Published: 22 May 2005

Abstract

Background

Advances in techniques have left very few indications for open surgical extraction of urinary stones currently. These advances notwithstanding, the search continues for medical approaches to urinary stone management. In this study, we perform an in vitro study analyzing the efficiency and prospect of two new complex solutions in urological calcium phosphate calculi dissolution.

Methods

Eighteen stones composed mainly of calcium phosphates were taken from patients who underwent kidney stone surgery. These stones were large enough (weight range 0.514–0.928 g) to be fragmented and matched equally into six groups. Chemolysis of phosphate stones was done with six different solvents and was repeated 3 times with 6 stones for each solution. At 24, 48 and 72 h, reduction in weight, percentage weight change, and dissolution rate; the dissolution rates at pH 5.0, 7.0 and 8.5 for each solution, using different cations (Na+, K+ or Ca2+), according to different dilutions (1:1, 1:2, 1:3, 1:4) of S1 and S2 were simultaneously determined.

Results

Calcium phosphate calculi were poorly dissolved by Phys and Art, and they had a low dissolution rate in pH 8.5 EDTA. The most effective solutions were S1, S2 and R, with 72 h mean dissolution rates: 5.75 ± 0.44 mg/hr (S1), 5.2 ± 0.63 mg/hr (S2), 4.55 ± 0.46 mg/hr (R) ( ± s, p < 0.01 R, S1 and S2 vs Phys, Art and EDTA; p < 0.05, S1 vs R, LSD-test). The mean percentage weight loss at 72 h was: 52.1 ± 15.75 % (S1), 44.4 ± 7.37 % (S2) and 40.5 ± 3.67 % (R) ( ± s, p < 0.01 R, S1 and S2 vs Phys, Art and EDTA, LSD-test).
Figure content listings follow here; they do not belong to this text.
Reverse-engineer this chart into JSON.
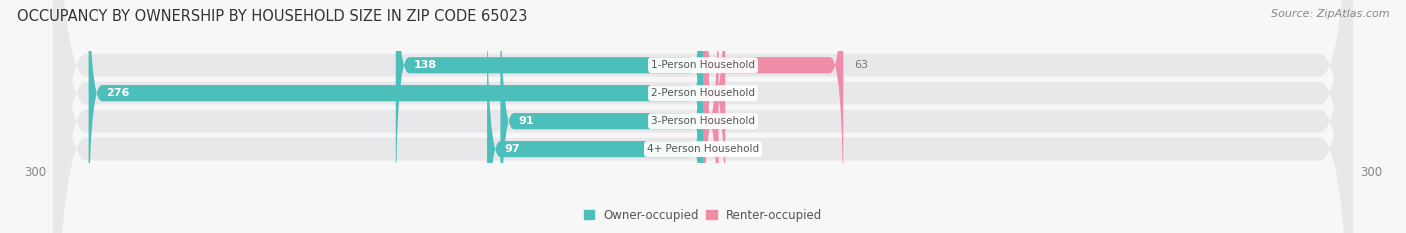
{
  "title": "OCCUPANCY BY OWNERSHIP BY HOUSEHOLD SIZE IN ZIP CODE 65023",
  "source": "Source: ZipAtlas.com",
  "categories": [
    "1-Person Household",
    "2-Person Household",
    "3-Person Household",
    "4+ Person Household"
  ],
  "owner_values": [
    138,
    276,
    91,
    97
  ],
  "renter_values": [
    63,
    10,
    7,
    0
  ],
  "owner_color": "#4dbfba",
  "renter_color": "#f08ca8",
  "axis_max": 300,
  "axis_min": -300,
  "row_bg_color": "#e8e8ea",
  "label_color": "#777777",
  "inside_label_color": "#ffffff",
  "title_color": "#333333",
  "title_fontsize": 10.5,
  "source_fontsize": 8,
  "tick_fontsize": 8.5,
  "bar_label_fontsize": 8,
  "category_fontsize": 7.5
}
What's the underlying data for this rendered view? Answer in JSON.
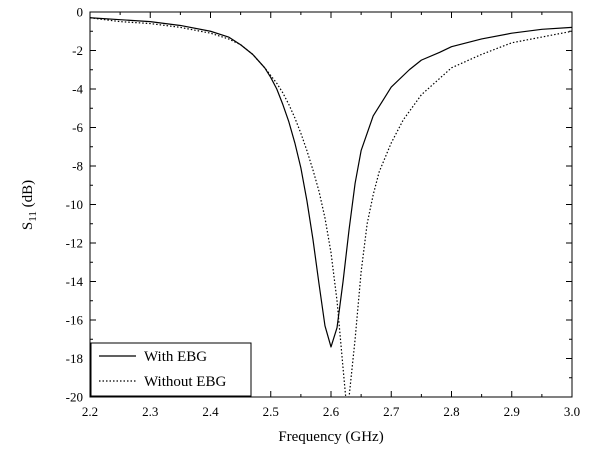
{
  "chart_data": {
    "type": "line",
    "title": "",
    "xlabel": "Frequency (GHz)",
    "ylabel_main": "S",
    "ylabel_sub": "11",
    "ylabel_unit": " (dB)",
    "xlim": [
      2.2,
      3.0
    ],
    "ylim": [
      -20,
      0
    ],
    "xticks": [
      2.2,
      2.3,
      2.4,
      2.5,
      2.6,
      2.7,
      2.8,
      2.9,
      3.0
    ],
    "xtick_labels": [
      "2.2",
      "2.3",
      "2.4",
      "2.5",
      "2.6",
      "2.7",
      "2.8",
      "2.9",
      "3.0"
    ],
    "yticks": [
      0,
      -2,
      -4,
      -6,
      -8,
      -10,
      -12,
      -14,
      -16,
      -18,
      -20
    ],
    "ytick_labels": [
      "0",
      "-2",
      "-4",
      "-6",
      "-8",
      "-10",
      "-12",
      "-14",
      "-16",
      "-18",
      "-20"
    ],
    "grid": false,
    "legend_position": "bottom-left",
    "series": [
      {
        "name": "With EBG",
        "style": "solid",
        "color": "#000000",
        "x": [
          2.2,
          2.25,
          2.3,
          2.35,
          2.4,
          2.43,
          2.45,
          2.47,
          2.49,
          2.5,
          2.51,
          2.52,
          2.53,
          2.54,
          2.55,
          2.56,
          2.57,
          2.58,
          2.59,
          2.6,
          2.61,
          2.62,
          2.63,
          2.64,
          2.65,
          2.67,
          2.7,
          2.73,
          2.75,
          2.78,
          2.8,
          2.85,
          2.9,
          2.95,
          3.0
        ],
        "y": [
          -0.3,
          -0.4,
          -0.5,
          -0.7,
          -1.0,
          -1.3,
          -1.7,
          -2.2,
          -2.9,
          -3.4,
          -4.0,
          -4.8,
          -5.7,
          -6.8,
          -8.1,
          -9.8,
          -11.8,
          -14.1,
          -16.3,
          -17.4,
          -16.4,
          -14.0,
          -11.3,
          -8.9,
          -7.2,
          -5.4,
          -3.9,
          -3.0,
          -2.5,
          -2.1,
          -1.8,
          -1.4,
          -1.1,
          -0.9,
          -0.8
        ]
      },
      {
        "name": "Without EBG",
        "style": "dotted",
        "color": "#000000",
        "x": [
          2.2,
          2.25,
          2.3,
          2.35,
          2.4,
          2.43,
          2.45,
          2.47,
          2.49,
          2.5,
          2.51,
          2.52,
          2.53,
          2.54,
          2.55,
          2.56,
          2.57,
          2.58,
          2.59,
          2.6,
          2.61,
          2.62,
          2.625,
          2.63,
          2.64,
          2.65,
          2.66,
          2.67,
          2.68,
          2.7,
          2.72,
          2.75,
          2.8,
          2.85,
          2.9,
          2.95,
          3.0
        ],
        "y": [
          -0.3,
          -0.5,
          -0.6,
          -0.8,
          -1.1,
          -1.4,
          -1.7,
          -2.2,
          -2.9,
          -3.3,
          -3.7,
          -4.2,
          -4.8,
          -5.5,
          -6.3,
          -7.2,
          -8.2,
          -9.3,
          -10.7,
          -12.5,
          -15.0,
          -18.5,
          -20.2,
          -20.0,
          -17.0,
          -13.5,
          -11.0,
          -9.5,
          -8.3,
          -6.8,
          -5.6,
          -4.3,
          -2.9,
          -2.2,
          -1.6,
          -1.3,
          -1.0
        ]
      }
    ]
  }
}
Diluted twice, S1 and S2 had even better effectiveness than their initial solution. The additive of Na+, K+ or Ca2+ greatly reduced the dissolution rates of S1, S2.

Conclusion

Our data indicate that test solutions S1 and S2 are effective solvents in the chemolysis of calcium phosphate stones. At twice dilutions, these solutions are even more useful in the treatment of stone disease.